The blonde nudged the redhead and she instantly stopped talking when she saw me. Her personality changed completely.

“Hi!” she said, far too enthusiastically, “did you have an appointment?”

I wanted to confront her about those heinous things she was saying, but I didn’t want to piss them off and jeopardise my chances of getting this job, so I bit my tongue. Hard.

“Harold Wickers. I’m here to see Ms Lions for an interview.” “Oh, okay. Take a seat.”

I sat on one of the Chesterfield lounges while she pressed a button on the phone and said quietly, “I have a Harold Wickers here to see you, Ms. Lions.”

She paused and her eyes flicked to me before murmuring into the phone, “Oh yes, you’re gonna want to see him. Trust me.”

I had a feeling about what she was implying, but I acted dumb. Don’t screw this up, I continually said to myself.

“Come with me,” the redhead said as she got up from her desk.

I followed her through rows and rows of cubicles and desks. Phones rang constantly, and women had conversations over desk dividers, watching me as I walked past.

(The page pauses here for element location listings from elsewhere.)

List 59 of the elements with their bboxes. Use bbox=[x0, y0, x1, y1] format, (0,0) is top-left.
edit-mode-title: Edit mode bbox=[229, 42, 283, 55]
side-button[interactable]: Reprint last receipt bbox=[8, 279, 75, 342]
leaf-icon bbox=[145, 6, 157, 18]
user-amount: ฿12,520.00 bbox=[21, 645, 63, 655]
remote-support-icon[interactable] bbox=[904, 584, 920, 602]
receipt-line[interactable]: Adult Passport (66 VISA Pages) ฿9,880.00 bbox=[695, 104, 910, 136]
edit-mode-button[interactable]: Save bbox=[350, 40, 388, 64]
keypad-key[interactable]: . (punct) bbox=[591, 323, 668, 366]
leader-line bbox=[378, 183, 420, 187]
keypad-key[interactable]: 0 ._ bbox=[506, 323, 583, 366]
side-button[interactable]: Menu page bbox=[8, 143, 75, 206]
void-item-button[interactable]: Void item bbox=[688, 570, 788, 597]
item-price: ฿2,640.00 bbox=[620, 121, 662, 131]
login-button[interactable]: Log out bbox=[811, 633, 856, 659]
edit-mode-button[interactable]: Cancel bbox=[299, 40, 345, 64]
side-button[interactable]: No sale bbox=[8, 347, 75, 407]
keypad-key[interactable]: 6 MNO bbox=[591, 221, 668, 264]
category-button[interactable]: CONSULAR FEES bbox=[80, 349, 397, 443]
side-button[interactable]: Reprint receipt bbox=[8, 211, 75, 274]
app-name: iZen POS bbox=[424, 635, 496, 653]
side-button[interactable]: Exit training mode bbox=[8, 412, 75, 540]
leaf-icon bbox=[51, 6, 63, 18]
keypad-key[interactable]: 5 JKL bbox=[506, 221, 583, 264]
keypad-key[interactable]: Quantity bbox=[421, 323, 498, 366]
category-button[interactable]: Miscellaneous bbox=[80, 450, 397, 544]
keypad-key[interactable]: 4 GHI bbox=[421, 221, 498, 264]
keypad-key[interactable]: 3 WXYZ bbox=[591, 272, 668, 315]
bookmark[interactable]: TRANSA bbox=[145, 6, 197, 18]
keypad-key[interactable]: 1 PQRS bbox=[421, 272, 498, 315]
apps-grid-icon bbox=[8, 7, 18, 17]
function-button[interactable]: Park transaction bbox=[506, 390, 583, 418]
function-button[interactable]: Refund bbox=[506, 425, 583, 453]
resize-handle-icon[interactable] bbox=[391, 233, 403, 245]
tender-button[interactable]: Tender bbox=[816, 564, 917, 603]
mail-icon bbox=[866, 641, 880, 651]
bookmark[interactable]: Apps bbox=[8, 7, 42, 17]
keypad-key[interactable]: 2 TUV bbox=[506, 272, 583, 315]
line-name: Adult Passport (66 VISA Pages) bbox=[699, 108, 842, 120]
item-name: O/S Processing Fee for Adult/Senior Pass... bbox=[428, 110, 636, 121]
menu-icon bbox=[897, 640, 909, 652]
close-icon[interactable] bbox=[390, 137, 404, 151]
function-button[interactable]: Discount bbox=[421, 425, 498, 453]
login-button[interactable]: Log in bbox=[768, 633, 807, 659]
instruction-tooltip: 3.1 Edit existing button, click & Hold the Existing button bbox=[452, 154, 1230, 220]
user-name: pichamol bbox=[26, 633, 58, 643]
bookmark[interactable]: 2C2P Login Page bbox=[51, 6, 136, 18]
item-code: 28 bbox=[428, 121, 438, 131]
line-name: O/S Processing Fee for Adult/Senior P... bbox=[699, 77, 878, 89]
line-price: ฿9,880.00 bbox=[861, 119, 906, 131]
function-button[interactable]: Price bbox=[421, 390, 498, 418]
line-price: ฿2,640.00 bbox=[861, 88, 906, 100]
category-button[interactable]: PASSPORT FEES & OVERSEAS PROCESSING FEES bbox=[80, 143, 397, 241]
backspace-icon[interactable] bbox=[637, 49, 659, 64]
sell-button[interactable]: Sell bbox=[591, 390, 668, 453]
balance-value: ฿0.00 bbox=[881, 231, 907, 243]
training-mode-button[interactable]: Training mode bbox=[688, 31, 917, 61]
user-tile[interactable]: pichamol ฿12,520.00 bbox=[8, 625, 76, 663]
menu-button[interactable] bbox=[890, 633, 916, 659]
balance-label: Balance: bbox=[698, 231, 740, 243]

The redhead opened a double door for me. A foyer was in front of another enormous set of double doors with “Esther Lions CEO” embossed into the wood.

The receptionist knocked quietly.

“Come in,” Esther said.

The redhead opened one last door and allowed me inside. Esther’s office was all city-view windows and easily the size of my entire flat. She had a wall of books on the right, and a casual sitting area on the left. Placed right in the centre, was her hardwood desk and chair that resembled a throne.

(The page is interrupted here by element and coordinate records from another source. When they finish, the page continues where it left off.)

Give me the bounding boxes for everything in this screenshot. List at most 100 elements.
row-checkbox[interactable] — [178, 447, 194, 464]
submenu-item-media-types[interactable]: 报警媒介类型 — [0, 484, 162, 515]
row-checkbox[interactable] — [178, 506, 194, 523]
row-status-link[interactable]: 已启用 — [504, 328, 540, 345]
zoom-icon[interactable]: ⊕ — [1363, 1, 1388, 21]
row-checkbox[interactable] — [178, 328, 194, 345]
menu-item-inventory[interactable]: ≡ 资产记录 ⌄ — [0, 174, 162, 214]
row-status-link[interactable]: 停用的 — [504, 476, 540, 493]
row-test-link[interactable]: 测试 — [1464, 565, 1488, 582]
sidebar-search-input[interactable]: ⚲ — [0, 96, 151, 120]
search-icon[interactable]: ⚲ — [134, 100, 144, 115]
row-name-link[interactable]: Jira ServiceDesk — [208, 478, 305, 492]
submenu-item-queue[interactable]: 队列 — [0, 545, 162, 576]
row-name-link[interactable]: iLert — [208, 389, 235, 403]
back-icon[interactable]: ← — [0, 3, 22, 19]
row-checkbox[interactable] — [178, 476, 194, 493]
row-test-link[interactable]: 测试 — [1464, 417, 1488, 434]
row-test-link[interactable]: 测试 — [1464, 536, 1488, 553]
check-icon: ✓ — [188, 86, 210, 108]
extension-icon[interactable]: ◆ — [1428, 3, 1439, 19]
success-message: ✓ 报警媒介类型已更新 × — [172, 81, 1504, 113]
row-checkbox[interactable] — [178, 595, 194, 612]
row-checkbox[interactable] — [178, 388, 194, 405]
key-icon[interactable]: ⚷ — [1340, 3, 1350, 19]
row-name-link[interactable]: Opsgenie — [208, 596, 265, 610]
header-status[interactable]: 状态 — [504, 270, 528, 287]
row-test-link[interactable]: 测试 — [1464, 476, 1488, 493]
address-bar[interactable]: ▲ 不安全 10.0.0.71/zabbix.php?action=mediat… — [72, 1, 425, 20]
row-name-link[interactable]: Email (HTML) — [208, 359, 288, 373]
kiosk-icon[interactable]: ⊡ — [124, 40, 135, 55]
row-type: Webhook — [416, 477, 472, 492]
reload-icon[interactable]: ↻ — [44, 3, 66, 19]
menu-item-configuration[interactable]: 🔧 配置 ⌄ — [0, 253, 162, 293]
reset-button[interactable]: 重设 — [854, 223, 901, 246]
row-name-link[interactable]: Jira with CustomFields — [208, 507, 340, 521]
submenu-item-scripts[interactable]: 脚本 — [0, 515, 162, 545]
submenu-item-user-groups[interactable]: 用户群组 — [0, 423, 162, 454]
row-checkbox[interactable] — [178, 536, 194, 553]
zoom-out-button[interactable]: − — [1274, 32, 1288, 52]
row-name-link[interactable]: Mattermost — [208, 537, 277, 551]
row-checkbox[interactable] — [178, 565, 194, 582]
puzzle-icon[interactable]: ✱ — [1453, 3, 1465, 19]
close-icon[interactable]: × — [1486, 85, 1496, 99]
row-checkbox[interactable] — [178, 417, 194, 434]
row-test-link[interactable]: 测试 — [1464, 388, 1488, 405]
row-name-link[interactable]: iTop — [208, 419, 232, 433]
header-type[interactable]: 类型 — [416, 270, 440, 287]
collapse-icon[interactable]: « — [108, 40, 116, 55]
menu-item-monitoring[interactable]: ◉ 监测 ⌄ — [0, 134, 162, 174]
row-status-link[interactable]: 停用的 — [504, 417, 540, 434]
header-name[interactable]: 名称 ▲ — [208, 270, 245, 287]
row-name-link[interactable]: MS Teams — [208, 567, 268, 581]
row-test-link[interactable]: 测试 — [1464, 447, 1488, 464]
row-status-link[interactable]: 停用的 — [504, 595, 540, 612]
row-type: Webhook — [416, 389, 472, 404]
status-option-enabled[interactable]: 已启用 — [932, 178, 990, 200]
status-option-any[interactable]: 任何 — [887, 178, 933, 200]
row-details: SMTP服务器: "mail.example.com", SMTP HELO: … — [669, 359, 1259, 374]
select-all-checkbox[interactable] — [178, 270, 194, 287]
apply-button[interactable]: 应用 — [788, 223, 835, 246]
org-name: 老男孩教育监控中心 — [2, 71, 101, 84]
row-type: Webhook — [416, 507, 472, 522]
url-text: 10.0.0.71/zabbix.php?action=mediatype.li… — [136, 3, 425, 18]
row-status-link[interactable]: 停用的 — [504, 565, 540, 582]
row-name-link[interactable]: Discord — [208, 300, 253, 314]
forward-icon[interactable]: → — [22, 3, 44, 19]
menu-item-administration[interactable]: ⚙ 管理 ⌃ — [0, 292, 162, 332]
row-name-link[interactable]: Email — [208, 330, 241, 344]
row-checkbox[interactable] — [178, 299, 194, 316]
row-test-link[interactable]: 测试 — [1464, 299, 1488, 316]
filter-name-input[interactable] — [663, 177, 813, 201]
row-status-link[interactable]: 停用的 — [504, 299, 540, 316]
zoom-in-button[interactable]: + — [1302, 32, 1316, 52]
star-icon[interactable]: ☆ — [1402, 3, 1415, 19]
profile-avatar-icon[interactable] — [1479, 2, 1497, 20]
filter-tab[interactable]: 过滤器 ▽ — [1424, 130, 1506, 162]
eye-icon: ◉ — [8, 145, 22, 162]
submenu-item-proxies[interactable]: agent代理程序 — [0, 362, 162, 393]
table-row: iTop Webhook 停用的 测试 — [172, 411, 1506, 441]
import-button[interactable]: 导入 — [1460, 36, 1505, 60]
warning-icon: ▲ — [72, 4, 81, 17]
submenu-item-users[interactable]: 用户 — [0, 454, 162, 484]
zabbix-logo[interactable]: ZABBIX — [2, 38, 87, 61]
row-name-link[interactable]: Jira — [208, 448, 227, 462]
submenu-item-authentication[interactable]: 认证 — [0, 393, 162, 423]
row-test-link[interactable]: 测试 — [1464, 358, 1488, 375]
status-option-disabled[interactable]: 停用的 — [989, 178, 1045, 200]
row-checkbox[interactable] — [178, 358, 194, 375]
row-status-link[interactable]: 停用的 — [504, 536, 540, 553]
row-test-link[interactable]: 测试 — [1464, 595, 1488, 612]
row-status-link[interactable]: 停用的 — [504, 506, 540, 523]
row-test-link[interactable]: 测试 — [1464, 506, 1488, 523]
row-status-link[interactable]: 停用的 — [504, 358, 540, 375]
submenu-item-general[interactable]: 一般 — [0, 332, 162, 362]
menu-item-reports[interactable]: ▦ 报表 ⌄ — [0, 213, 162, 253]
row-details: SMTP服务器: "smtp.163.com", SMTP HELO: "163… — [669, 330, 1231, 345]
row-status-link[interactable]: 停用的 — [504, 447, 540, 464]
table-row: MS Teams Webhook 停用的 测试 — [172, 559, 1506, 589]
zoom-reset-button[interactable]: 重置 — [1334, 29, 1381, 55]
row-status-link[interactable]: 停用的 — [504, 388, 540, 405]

She looked up from her notes, taking off her glasses and balancing the end of them on her lips. She admired me from head to toe, a smile on one side of her mouth. I’ll admit I was starstruck. Esther was even more stunning in real life. She had dark skin, silky black hair and wore a suit I could tell cost far more than mine. She stood from her throne to lean over the desk and reach for my hand.

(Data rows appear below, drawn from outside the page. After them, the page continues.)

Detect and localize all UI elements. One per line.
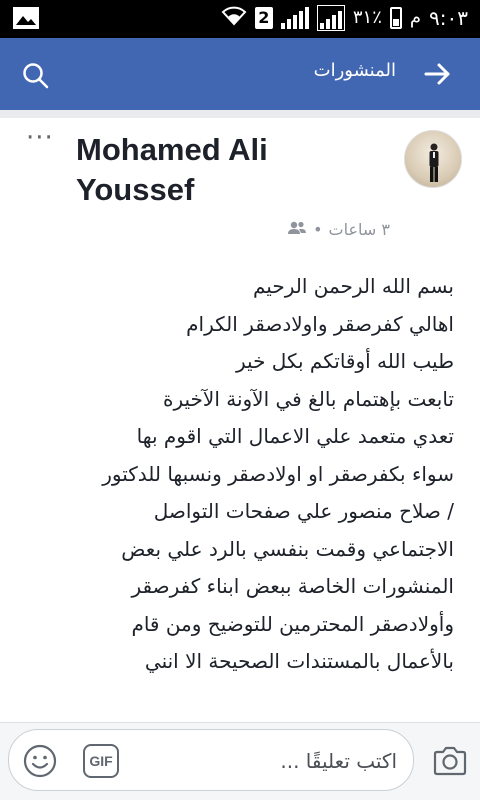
sim-slot-badge: 2: [254, 6, 273, 29]
gallery-notification-icon: [12, 6, 40, 34]
search-icon[interactable]: [22, 62, 50, 90]
post-line: تعدي متعمد علي الاعمال التي اقوم بها: [136, 424, 454, 448]
post-line: بالأعمال بالمستندات الصحيحة الا انني: [144, 649, 454, 673]
meta-separator: •: [313, 220, 323, 239]
post-line: الاجتماعي وقمت بنفسي بالرد علي بعض: [121, 536, 454, 561]
avatar[interactable]: [404, 130, 462, 188]
app-header: المنشورات: [0, 38, 480, 110]
comment-bar: GIF: [0, 722, 480, 800]
back-arrow-icon[interactable]: [424, 60, 452, 88]
post-card: ··· Mohamed Ali Youssef ٣ ساعات • بسم ال…: [0, 118, 480, 730]
status-bar: 2 ٣١٪ م ٩:٠٣: [0, 0, 480, 38]
gif-button[interactable]: GIF: [83, 744, 119, 778]
wifi-icon: [221, 4, 247, 31]
post-author[interactable]: Mohamed Ali Youssef: [76, 130, 386, 210]
signal-icon: [280, 6, 309, 29]
friends-audience-icon: [287, 220, 307, 239]
more-options-icon[interactable]: ···: [26, 125, 54, 151]
post-line: طيب الله أوقاتكم بكل خير: [236, 349, 454, 373]
clock: ٩:٠٣: [429, 5, 468, 30]
battery-icon: [389, 6, 402, 29]
sticker-emoji-icon[interactable]: [23, 744, 57, 778]
comment-box: GIF: [8, 729, 414, 791]
post-line: المنشورات الخاصة ببعض ابناء كفرصقر: [131, 574, 454, 598]
battery-percent: ٣١٪: [352, 7, 382, 28]
post-line: تابعت بإهتمام بالغ في الآونة الآخيرة: [163, 386, 454, 411]
page-title: المنشورات: [313, 60, 396, 81]
post-time[interactable]: ٣ ساعات: [329, 220, 390, 239]
comment-input[interactable]: [137, 744, 397, 778]
post-line: / صلاح منصور علي صفحات التواصل: [153, 499, 454, 523]
post-line: سواء بكفرصقر او اولادصقر ونسبها للدكتور: [102, 461, 454, 486]
post-line: وأولادصقر المحترمين للتوضيح ومن قام: [131, 611, 454, 636]
post-line: بسم الله الرحمن الرحيم: [252, 274, 454, 298]
camera-icon[interactable]: [432, 745, 468, 777]
post-meta: ٣ ساعات •: [287, 220, 390, 239]
post-body: بسم الله الرحمن الرحيم اهالي كفرصقر واول…: [0, 268, 454, 681]
signal-icon-2: [316, 4, 345, 31]
ampm-label: م: [409, 7, 422, 28]
post-line: اهالي كفرصقر واولادصقر الكرام: [186, 311, 454, 336]
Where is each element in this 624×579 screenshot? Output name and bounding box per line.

“Esther Lions,” she told me.

I walked quickly to her, still in awe, “Harold Wickers. It’s such an honour to meet you. I’m a huge fan.”

“Well, thank you, darling. I’m glad I could impress.”

Esther didn’t retake her seat. She paced slowly from behind the desk as I sat on the other side.

“So you want to work for my company?”

“Yes, I absolutely do.”

“That’s good to hear. I take my job very seriously. I usually only hire women, but … your name stood out to me,” she smiled.

“Oh,” I said, my confidence shattering. I remained calm and reached from my briefcase to open it, “well I’ll work just as hard as any woman. I can tell you anything about the stock market or numbers. I just finished my economics degree and I have a number of recommendations from my professors and …”

“No, stop,” she said, “I believe you when you say you’ve got the recommendations. My secretaries looked into you. You seem like a nice kid. But my question is, can you work? Long and hard?”

“Of course. Whatever is necessary. Long hours, contracts, coffee runs, dry cleaning runs, anything.”

“You want to prove yourself to me?” she asked, walking towards me then.


“You work out?”

“Um …” I paused, just going with it, “yes?”

“Good. Oh, and you’re not one of those masculinists, are you? I know you want equal pay, equal rights, yadda, yadda, but it can be a PR nightmare. That’s why I tend to only hire women. Less paperwork.”

I swallowed my pride and my beliefs, “That won’t be an issue.”

“Good. Well, this company is my lifeblood. I haven’t got time for laziness or excuses. You can work a few days a week to start. You can help me and anyone else I see fit. I’m not going to lie, it will be crappy to start off with. But prove yourself to me, increase my revenue, get me numbers and I’ll reward you.”

She came even closer to me then. She pressed her backside against the desk and leant forward, “Are you willing to do whatever it takes, Mr. Wickers?”

Think of your future, I said to myself.

“Yes, I am,” I replied bravely.

Esther smiled wide, “Welcome to Empire Economics.”